We think that the present order may be sustained without going so far as that, and without nullifying subdivision 1 of section 438 of the Code of Civil Procedure. It is agreed by all the authorities that an action brought against a non-resident by substituted service is in the nature of an action in rem. ( Pennoyer v. Neff, 95 U.S. 714; Chesley v. Morton, 9 App. Div. 461. ) If there be no res within the State there is nothing upon which the court can exercise its jurisdiction, and if there be property within the State the judgment can have effect only upon that property. Unless, and we may say until, there is property of the defendant within the State, the court acquires no jurisdiction to enter any judgment. By substituted service it acquires no jurisdiction in personam of the defendant, and he is not called upon to respond to the summons.

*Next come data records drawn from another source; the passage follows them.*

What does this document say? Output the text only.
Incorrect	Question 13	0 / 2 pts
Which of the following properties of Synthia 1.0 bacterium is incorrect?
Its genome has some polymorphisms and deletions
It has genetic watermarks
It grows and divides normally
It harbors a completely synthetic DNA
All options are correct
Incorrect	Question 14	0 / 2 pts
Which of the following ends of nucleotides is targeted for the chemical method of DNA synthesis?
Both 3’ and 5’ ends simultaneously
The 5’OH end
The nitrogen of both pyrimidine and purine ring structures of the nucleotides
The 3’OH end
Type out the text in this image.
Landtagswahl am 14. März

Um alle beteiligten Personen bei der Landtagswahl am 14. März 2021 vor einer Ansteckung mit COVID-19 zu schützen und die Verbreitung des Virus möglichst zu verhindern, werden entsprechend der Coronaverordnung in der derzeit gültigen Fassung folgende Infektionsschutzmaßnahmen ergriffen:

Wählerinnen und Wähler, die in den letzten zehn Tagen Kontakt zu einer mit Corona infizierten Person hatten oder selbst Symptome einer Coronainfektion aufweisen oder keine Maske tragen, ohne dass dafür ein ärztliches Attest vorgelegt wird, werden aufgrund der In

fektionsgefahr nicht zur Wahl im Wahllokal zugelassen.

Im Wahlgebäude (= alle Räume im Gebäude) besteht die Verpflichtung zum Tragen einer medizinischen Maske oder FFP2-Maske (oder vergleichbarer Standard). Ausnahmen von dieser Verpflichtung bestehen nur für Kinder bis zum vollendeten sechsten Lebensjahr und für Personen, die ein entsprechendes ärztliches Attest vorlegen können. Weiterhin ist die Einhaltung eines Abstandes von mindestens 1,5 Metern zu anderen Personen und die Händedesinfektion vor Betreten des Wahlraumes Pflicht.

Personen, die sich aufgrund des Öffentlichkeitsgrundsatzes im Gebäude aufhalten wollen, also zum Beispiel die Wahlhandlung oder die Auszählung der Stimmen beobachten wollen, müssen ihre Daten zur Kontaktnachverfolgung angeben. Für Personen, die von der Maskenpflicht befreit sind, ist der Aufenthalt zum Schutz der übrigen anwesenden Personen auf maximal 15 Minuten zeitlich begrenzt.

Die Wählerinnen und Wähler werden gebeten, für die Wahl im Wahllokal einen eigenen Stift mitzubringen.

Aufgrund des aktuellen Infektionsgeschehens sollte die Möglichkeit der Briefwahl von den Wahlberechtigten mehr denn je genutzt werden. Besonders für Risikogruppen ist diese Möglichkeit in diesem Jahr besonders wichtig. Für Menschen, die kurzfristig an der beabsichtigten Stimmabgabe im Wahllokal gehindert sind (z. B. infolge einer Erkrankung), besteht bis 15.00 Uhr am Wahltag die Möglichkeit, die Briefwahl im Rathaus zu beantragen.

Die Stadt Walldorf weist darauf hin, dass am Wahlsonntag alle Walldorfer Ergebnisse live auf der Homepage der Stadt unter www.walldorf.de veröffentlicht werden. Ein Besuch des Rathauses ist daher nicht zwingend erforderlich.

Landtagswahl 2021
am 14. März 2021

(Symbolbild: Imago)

Orders of publication were held improper in Bryan v. University Pub. Co. of N.Y. ( 112 N.Y. 382) and in Von Hesse v. Mackaye (55 Hun, 365; affd., 121 N.Y. 694) on the ground that the personal property in controversy was not within this State. In Chesley v. Morton ( 9 App. Div. 461) the order was upheld on the ground that the action partook of the nature of one in rem. The plaintiff asks that it be adjudged that she is the sole and absolute owner of the deposit, and that the claim of the defendant Patrick thereto, if any, be determined.
To support the order appealed from it is necessary that the moving papers should establish not only that the defendant is a foreign corporation, but that the complaint demands judgment that a vested or contingent interest in or lien upon specific real or personal property within the State in favor of either party be enforced, regulated, defined or limited, or otherwise affecting the title to such property. In Chesley v. Morton ( 9 App. Div. 461), on appeal from an order vacating an order directing the service of the summons by publication in an action brought by an administrator appointed in this State against a resident of Massachusetts for an accounting of a copartnership formerly existing between plaintiff's decedent and the defendant, Mr. Justice BARRETT, after citing the provisions of sections 438 and 439 of the Code, said of section 439: "This latter section, it has been held, requires not only that the facts alleged shall show a cause of action, but also that such cause of action shall be one of which the court where suit is brought may take cognizance. ( Bryan v. University Publishing Company, 112 N.Y. 382; Paget v. Stevens, 143 id. 172.) The court may lack jurisdiction either, as in the Paget case, through statutory limitations placed upon its power, or, as in the Bryan case, by reason of the absence from this State of the person sued or the subject-matter of the action.